The ultimate ground upon which commitment rests, for Camus, is sincerity. And "sincerity" is also the word by which, Sherman shows, the question of Camus' philosophical competence is to be answered. Was his account of Hegelian philosophy of history or Marxist historical materialism philosophically accurate when he concluded in The Rebel that they amounted to a "divinization of Man" in the place of the departed God? Sherman himself bluntly recognizes that Camus' reading is simply "not correct" (p. 157). But Sherman also rightly affirms that the limits of Camus' exposition of Hegel's and Marx's philosophies of history do not prevent his fundamental intuition from being true: the "end of history" notion suppresses authentic moral commitment by transferring to an external instance (the concept of what the future will look like) the decision about what values are to be held.
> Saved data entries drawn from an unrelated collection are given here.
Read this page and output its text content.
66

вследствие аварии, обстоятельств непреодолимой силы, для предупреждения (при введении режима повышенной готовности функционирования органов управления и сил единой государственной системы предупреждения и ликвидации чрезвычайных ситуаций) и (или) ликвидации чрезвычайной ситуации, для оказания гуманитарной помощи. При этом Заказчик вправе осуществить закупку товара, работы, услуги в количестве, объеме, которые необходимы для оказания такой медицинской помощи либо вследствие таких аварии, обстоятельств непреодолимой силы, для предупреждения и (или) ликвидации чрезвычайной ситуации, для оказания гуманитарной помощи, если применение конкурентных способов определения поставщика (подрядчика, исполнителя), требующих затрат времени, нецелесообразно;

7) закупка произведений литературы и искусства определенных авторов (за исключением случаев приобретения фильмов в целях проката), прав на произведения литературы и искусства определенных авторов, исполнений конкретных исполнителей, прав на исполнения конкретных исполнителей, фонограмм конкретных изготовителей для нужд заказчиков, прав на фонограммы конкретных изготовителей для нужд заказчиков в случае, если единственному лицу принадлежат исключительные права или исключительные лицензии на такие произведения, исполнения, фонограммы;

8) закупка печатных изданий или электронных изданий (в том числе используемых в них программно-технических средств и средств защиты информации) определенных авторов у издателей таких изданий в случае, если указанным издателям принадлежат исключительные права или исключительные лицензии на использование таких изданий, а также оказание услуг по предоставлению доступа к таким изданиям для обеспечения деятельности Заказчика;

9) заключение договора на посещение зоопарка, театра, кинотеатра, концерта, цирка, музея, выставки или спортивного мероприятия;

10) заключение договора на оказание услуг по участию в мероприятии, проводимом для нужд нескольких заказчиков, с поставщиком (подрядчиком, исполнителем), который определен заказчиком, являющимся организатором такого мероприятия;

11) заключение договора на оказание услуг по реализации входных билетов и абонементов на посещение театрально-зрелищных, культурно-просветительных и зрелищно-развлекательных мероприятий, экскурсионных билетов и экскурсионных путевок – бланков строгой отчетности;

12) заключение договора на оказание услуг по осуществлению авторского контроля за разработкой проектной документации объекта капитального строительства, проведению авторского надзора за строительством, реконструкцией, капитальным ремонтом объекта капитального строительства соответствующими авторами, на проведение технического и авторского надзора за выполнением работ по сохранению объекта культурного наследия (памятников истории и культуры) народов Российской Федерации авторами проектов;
More generally: it is with great precision and clarity that Sherman shows how Camus' writing is a constant refusal, in the name of sincerity, to "ignore reality in favor of the system" (an accusation, though "excessive", as Sherman comments, he made against Marx) (p. 161). In total compliance with Husserl's watchword "to get back to the things themselves", Camus' choice of being a novelist and a playwright rather than a philosopher, his writing, both "austere and sensual", constantly remained true to an authentic phenomenology of human existence and experience. Sherman shows that while Sartre and Heidegger, and before them Husserl himself, made the move towards systematization, Camus stubbornly kept his gaze on lived experience "without raising [his] eyes toward the heaven" of a system (to paraphrase a famous line from The Plague). The philosopher Camus is closer too, in that sense, is Nietzsche, as Sherman repeatedly remarks. We could also point to a similarity between Camus and Pascal, recalling Pascal's famous pensée: "to have no time for philosophy is to be a true philosopher".